Most option ARM borrowers opt for the minimum monthly payment, which is so low it doesn't cover the full interest due. The unpaid amount is added to the principal of the loan. Instead of shrinking, the mortgage gets bigger every month, something known as negative amortization.
This is a particularly dangerous situation in a time of stagnant or falling home prices. Borrowers can easily end up owing more than the house is worth, which means they can't sell it without writing a check at the closing.

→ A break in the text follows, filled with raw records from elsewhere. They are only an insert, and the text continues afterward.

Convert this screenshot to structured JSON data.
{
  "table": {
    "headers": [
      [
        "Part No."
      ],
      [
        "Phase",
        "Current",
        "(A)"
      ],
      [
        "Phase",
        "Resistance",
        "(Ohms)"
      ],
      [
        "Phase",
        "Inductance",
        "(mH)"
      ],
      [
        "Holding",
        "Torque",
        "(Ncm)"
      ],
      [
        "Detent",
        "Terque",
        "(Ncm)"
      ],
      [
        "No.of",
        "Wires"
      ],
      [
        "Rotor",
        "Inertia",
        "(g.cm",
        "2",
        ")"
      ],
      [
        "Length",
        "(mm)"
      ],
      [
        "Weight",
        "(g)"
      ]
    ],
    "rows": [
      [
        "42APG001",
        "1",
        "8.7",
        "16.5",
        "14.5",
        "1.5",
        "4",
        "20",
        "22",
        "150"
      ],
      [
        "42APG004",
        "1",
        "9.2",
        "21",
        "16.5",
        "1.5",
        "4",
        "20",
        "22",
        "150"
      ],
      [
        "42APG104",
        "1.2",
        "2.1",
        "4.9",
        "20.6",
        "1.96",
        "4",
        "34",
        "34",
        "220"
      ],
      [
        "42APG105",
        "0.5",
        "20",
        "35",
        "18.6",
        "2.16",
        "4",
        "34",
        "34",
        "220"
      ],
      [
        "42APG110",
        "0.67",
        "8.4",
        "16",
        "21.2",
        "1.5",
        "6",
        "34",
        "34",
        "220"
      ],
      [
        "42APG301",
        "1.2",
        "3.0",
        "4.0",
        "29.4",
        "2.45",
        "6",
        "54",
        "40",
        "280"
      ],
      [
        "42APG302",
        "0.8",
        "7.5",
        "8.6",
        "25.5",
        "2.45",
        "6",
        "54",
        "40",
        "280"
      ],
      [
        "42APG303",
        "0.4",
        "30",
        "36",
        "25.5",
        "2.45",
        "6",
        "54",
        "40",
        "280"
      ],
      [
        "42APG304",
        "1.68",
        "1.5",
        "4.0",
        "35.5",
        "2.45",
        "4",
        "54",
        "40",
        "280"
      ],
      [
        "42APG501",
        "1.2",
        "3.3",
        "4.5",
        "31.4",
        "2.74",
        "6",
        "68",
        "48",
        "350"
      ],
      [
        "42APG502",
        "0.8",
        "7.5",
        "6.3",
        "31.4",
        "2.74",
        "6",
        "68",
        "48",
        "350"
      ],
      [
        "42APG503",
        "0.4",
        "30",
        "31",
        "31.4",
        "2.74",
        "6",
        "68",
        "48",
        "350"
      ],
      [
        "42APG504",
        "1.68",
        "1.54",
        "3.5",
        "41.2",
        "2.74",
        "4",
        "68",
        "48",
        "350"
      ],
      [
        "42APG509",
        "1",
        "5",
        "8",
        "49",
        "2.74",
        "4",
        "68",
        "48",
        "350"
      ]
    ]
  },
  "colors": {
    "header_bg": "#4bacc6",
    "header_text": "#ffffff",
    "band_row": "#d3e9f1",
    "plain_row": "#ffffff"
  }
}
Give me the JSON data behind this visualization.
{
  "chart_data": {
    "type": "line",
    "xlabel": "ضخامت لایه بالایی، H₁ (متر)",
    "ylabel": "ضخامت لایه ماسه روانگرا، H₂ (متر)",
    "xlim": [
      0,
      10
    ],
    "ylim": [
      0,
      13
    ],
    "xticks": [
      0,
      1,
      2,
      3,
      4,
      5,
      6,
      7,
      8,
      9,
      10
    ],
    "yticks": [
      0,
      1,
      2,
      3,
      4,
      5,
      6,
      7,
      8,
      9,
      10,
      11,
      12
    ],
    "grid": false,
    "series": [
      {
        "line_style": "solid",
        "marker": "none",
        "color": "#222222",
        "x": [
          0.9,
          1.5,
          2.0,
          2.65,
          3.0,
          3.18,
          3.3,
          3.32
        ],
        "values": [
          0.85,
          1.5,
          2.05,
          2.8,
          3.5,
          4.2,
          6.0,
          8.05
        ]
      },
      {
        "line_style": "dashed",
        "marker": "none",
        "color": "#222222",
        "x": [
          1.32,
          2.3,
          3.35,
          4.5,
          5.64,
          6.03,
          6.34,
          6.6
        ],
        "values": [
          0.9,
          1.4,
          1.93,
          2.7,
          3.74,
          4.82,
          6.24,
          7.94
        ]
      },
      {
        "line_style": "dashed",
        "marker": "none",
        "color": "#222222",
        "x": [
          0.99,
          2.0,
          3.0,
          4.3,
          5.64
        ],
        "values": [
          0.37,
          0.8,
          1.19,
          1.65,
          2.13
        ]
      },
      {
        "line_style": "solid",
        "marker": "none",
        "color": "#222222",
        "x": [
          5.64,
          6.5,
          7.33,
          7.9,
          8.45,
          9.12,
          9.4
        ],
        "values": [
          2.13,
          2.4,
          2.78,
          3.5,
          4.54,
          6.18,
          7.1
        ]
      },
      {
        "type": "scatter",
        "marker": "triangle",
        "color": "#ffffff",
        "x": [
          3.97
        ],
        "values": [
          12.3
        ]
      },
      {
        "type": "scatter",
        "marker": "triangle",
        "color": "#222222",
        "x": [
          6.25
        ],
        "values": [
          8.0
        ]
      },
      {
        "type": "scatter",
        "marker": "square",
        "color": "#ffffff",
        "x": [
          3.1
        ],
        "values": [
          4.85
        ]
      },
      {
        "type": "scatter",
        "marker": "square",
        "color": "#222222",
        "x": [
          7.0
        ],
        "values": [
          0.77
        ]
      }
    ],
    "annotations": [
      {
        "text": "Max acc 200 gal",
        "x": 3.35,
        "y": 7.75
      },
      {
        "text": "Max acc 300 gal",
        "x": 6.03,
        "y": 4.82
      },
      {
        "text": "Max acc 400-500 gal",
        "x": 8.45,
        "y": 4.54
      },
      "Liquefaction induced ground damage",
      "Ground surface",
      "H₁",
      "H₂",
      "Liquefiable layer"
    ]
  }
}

These mortgages have several tricky aspects that many borrowers don't fully understand. For starters, the advertised rate - sometimes less than 2 percent - is typically the rate used to calculate the minimum payment, not the interest rate being charged. The minimum payment may stay the same for the first year, but the real interest rate adjusts every month.
"What I don't like about this loan is how quickly the interest rate has been increasing and how easy it is not to notice this," said Sarah Murphy, 44, a Gulfport real estate broker and rental property investor. She said that in just five months, the interest rate on one of her loans has risen from 6.86 percent to 7.44 percent.
"If I continue to make only the minimum payment, a loan of $85,000 at the end of the year will have a balance due of $86,722," she said. "I could end up owing more than the property's value."
But low minimum payments don't last forever. The minimum payment adjusts each year. Murphy said that on one of her loans, the minimum payment went from $489 last year to $566 this year.
Payments on option ARMs can skyrocket if the loan reaches a preset cap, which typically is 115 percent of the original loan value. At that point, the borrower is required to pay the full interest amount plus some principal.